I'm skeptical myself that measures such as bundled or  value-based payments will make much of a dent without some form of uniform pricing, whether set by government or by "all-payer" negotiations. Shifting more cost to consumers -- giving them more "skin in the game," a principle beloved by conservatives -- probably has reduced national spending, but at the cost of burdening tens of millions with medical debt and driving them to eschew needed care. "Skin in the game" has become a pound of flesh for too many -- and that cost-shifting doesn't bring down prices, just spending.
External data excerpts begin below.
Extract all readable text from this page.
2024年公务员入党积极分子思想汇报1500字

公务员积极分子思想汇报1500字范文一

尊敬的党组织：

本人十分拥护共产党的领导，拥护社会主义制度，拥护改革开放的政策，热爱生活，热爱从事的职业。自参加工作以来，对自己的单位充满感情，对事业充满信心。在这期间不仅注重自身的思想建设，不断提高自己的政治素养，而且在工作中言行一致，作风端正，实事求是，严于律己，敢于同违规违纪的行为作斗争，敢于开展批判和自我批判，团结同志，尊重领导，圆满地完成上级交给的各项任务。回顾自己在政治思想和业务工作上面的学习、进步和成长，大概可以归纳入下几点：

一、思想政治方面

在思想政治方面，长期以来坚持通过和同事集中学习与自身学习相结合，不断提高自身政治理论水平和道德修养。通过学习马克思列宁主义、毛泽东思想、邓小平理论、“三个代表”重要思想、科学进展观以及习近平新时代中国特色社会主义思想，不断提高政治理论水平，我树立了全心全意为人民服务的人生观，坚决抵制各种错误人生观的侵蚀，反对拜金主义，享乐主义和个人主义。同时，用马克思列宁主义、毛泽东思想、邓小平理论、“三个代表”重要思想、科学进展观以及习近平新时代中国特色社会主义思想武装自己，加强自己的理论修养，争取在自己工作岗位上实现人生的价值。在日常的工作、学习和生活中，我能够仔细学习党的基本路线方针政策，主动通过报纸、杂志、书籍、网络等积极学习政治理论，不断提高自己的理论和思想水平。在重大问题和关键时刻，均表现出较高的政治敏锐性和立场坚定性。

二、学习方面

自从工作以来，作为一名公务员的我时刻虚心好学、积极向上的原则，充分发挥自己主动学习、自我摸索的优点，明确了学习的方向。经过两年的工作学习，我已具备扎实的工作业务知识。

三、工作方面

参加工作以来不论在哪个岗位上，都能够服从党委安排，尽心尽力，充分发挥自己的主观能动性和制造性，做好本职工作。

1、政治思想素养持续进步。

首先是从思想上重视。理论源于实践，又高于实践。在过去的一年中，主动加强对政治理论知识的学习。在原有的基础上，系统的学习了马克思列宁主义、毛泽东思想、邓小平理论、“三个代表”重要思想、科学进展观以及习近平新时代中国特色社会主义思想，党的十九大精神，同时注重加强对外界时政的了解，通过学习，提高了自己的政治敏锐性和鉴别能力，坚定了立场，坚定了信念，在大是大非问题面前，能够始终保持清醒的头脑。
Plan design won't help on this front, unless it's finely calibrated enough to steer people away from unnecessary or overpriced care while incentivizing needed (e.g., effective and chronic) care. Innovations tending in this direction would not be helped by favored Republican policies such as looser benefit design standards or lower actuarial values.

1 comment:

  1. Great column, thanks.
    Two quick points:
    a. what do you think of the argument that we should let health insurers underwrite again, which will lower premiums by 26.5% for the healthy, and then have federally funded high risk pools for the uninsurable? or just let the uninsured buy into Medicare for a subsidized premium? On the surface this seems like a win-win, but only if Republicans will really fund the high risk pools with federal dollars.
    b. A key phrase in your second to last paragraph is "the prices that insurers must pay for medical services".....My impression is that the actual dollar amounts that insurers pay providers, when the claims are finally settled, are not always so terribly high. In other words, the hopsital posts their ridiculous chargemaster price of $10,000 for a procedure, but the insurer actually pays $2,000. And the $2,000 may not be a whole lot more than Medicare pays or Germany pays. (obviously there are outlier situations where I am wrong.)
    Anyways, my point is this: I agree that 'affordable plans with $6,000 deductibles" are horrible. But the causes may be more subtle.